I read the daily news with dread. It’s full of hospital closings and layoffs—and in my state anyway, a new round of Medicaid cuts announced today is making things look pretty grim.
While we often think about how this affects patient care, there’s another tragedy caused by hospital closures: the loss of jobs to that sector of the population that has the hardest time finding them—the service workers. The people who fill the ranks of environmental services, nutrition, the clerks, secretaries, the people taking care of their families the best they can, the people for whom a hospital job means they can pay the rent and, and represents a step up from the welfare rolls. Our hospitals, especially in poor, inner-city or rural neighborhoods, are the biggest employers around—and are often the only game in town when it comes to work. For much of the staff in these hospitals, this is their best shot at a decent, living wage—and a source of dignity. “I work at the hospital,” I used to hear people in the South Bronx say, with pride.

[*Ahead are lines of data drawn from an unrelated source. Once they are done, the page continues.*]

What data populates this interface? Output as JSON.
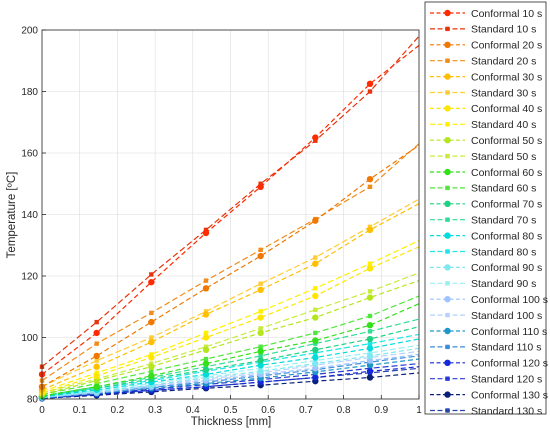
{
  "chart_data": {
    "type": "line",
    "xlabel": "Thickness [mm]",
    "ylabel": "Temperature [ºC]",
    "xlim": [
      0,
      1
    ],
    "ylim": [
      80,
      200
    ],
    "xticks": [
      "0",
      "0.1",
      "0.2",
      "0.3",
      "0.4",
      "0.5",
      "0.6",
      "0.7",
      "0.8",
      "0.9",
      "1"
    ],
    "yticks": [
      "80",
      "100",
      "120",
      "140",
      "160",
      "180",
      "200"
    ],
    "grid": true,
    "legend_position": "right",
    "marker_x": [
      0,
      0.145,
      0.29,
      0.435,
      0.58,
      0.725,
      0.87
    ],
    "series": [
      {
        "name": "Conformal 10 s",
        "style": "conformal",
        "color": "#ff2a00",
        "values": [
          88.0,
          101.5,
          118.0,
          134.0,
          149.0,
          165.0,
          182.5
        ],
        "end": 195.0
      },
      {
        "name": "Standard 10 s",
        "style": "standard",
        "color": "#e8340c",
        "values": [
          90.5,
          105.0,
          120.5,
          135.0,
          150.0,
          164.0,
          180.0
        ],
        "end": 198.0
      },
      {
        "name": "Conformal 20 s",
        "style": "conformal",
        "color": "#f07800",
        "values": [
          84.0,
          94.0,
          105.0,
          116.0,
          126.5,
          138.0,
          151.5
        ],
        "end": 162.5
      },
      {
        "name": "Standard 20 s",
        "style": "standard",
        "color": "#f08c1a",
        "values": [
          86.0,
          98.0,
          108.0,
          118.5,
          128.5,
          138.5,
          149.0
        ],
        "end": 163.0
      },
      {
        "name": "Conformal 30 s",
        "style": "conformal",
        "color": "#ffbf00",
        "values": [
          83.0,
          90.5,
          98.5,
          107.5,
          115.5,
          124.0,
          135.0
        ],
        "end": 143.5
      },
      {
        "name": "Standard 30 s",
        "style": "standard",
        "color": "#ffcc33",
        "values": [
          84.0,
          92.5,
          100.0,
          108.5,
          117.5,
          126.0,
          136.0
        ],
        "end": 145.0
      },
      {
        "name": "Conformal 40 s",
        "style": "conformal",
        "color": "#ffe600",
        "values": [
          82.0,
          87.5,
          93.5,
          100.0,
          106.5,
          113.5,
          122.5
        ],
        "end": 129.5
      },
      {
        "name": "Standard 40 s",
        "style": "standard",
        "color": "#fff000",
        "values": [
          82.5,
          88.5,
          94.5,
          101.5,
          108.5,
          116.0,
          124.0
        ],
        "end": 131.5
      },
      {
        "name": "Conformal 50 s",
        "style": "conformal",
        "color": "#b4e61e",
        "values": [
          81.5,
          86.0,
          90.5,
          96.0,
          101.5,
          106.5,
          113.0
        ],
        "end": 118.5
      },
      {
        "name": "Standard 50 s",
        "style": "standard",
        "color": "#c8eb3c",
        "values": [
          82.0,
          86.5,
          91.5,
          97.0,
          103.0,
          109.0,
          115.0
        ],
        "end": 121.0
      },
      {
        "name": "Conformal 60 s",
        "style": "conformal",
        "color": "#33e01a",
        "values": [
          81.0,
          84.0,
          87.5,
          91.5,
          95.5,
          99.0,
          104.0
        ],
        "end": 111.0
      },
      {
        "name": "Standard 60 s",
        "style": "standard",
        "color": "#50e63c",
        "values": [
          81.5,
          85.0,
          89.0,
          93.0,
          97.0,
          101.5,
          107.0
        ],
        "end": 113.5
      },
      {
        "name": "Conformal 70 s",
        "style": "conformal",
        "color": "#1ed282",
        "values": [
          80.8,
          83.5,
          86.5,
          89.5,
          92.5,
          96.0,
          99.5
        ],
        "end": 103.5
      },
      {
        "name": "Standard 70 s",
        "style": "standard",
        "color": "#32dc96",
        "values": [
          81.0,
          84.0,
          87.0,
          90.5,
          94.0,
          98.0,
          102.0
        ],
        "end": 106.0
      },
      {
        "name": "Conformal 80 s",
        "style": "conformal",
        "color": "#00dcdc",
        "values": [
          80.7,
          83.0,
          85.5,
          88.0,
          91.0,
          93.5,
          96.5
        ],
        "end": 99.5
      },
      {
        "name": "Standard 80 s",
        "style": "standard",
        "color": "#1ee6e6",
        "values": [
          80.8,
          83.5,
          86.0,
          89.0,
          92.0,
          95.0,
          98.0
        ],
        "end": 101.0
      },
      {
        "name": "Conformal 90 s",
        "style": "conformal",
        "color": "#7ee8f0",
        "values": [
          80.5,
          82.5,
          84.5,
          87.0,
          89.0,
          91.5,
          94.0
        ],
        "end": 96.5
      },
      {
        "name": "Standard 90 s",
        "style": "standard",
        "color": "#9aeef5",
        "values": [
          80.6,
          82.8,
          85.0,
          87.5,
          90.0,
          92.5,
          95.0
        ],
        "end": 97.5
      },
      {
        "name": "Conformal 100 s",
        "style": "conformal",
        "color": "#9ec4ff",
        "values": [
          80.5,
          82.0,
          84.0,
          86.0,
          88.0,
          90.0,
          92.5
        ],
        "end": 94.5
      },
      {
        "name": "Standard 100 s",
        "style": "standard",
        "color": "#b4d2ff",
        "values": [
          80.5,
          82.3,
          84.3,
          86.5,
          88.5,
          91.0,
          93.5
        ],
        "end": 95.5
      },
      {
        "name": "Conformal 110 s",
        "style": "conformal",
        "color": "#1e96c8",
        "values": [
          80.4,
          81.8,
          83.5,
          85.0,
          86.8,
          88.8,
          91.0
        ],
        "end": 93.0
      },
      {
        "name": "Standard 110 s",
        "style": "standard",
        "color": "#3c8cdc",
        "values": [
          80.4,
          82.0,
          83.8,
          85.5,
          87.5,
          89.5,
          92.0
        ],
        "end": 94.0
      },
      {
        "name": "Conformal 120 s",
        "style": "conformal",
        "color": "#1428dc",
        "values": [
          80.3,
          81.5,
          82.8,
          84.0,
          85.5,
          87.0,
          89.0
        ],
        "end": 90.5
      },
      {
        "name": "Standard 120 s",
        "style": "standard",
        "color": "#283cd2",
        "values": [
          80.3,
          81.7,
          83.2,
          84.7,
          86.3,
          88.0,
          90.0
        ],
        "end": 91.5
      },
      {
        "name": "Conformal 130 s",
        "style": "conformal",
        "color": "#0a2078",
        "values": [
          80.2,
          81.2,
          82.3,
          83.5,
          84.5,
          85.8,
          87.0
        ],
        "end": 88.5
      },
      {
        "name": "Standard 130 s",
        "style": "standard",
        "color": "#2846aa",
        "values": [
          80.2,
          81.5,
          82.8,
          84.0,
          85.5,
          87.0,
          88.5
        ],
        "end": 90.0
      }
    ]
  }
}
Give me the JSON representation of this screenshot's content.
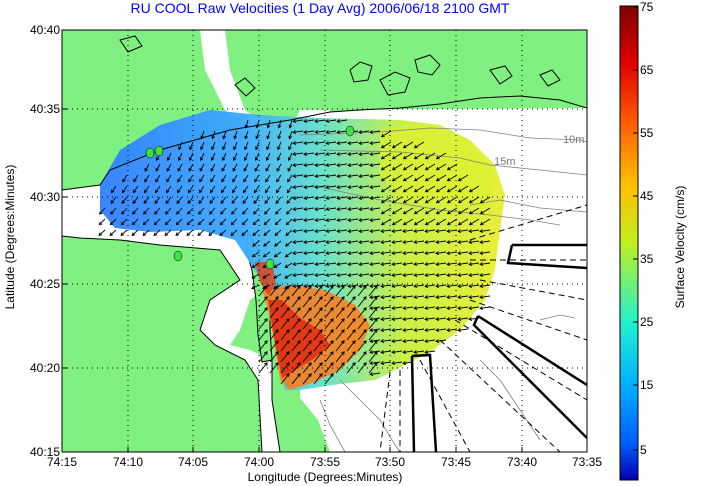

What is going to happen to all those people when the hospital closes? And then, when they no longer come to work every day, what is going to happen to the guy who owns the deli across the street where everybody buys lunch? The florist down the block? And the little old lady selling two-dollar bracelets on the corner? I see communities slowly imploding.
Those of us in the business of running hospitals need to remember we have a responsibility not only to patient care, but to these people as well. We need to do whatever we can to keep our hospitals open. And to keep these people in their jobs.
Our president elect has repeatedly mentioned HIT as a solution for some of what ails healthcare in this country. I sure hope he means it, and he can't get started soon enough. I say that for me, and for my friends in the South Bronx.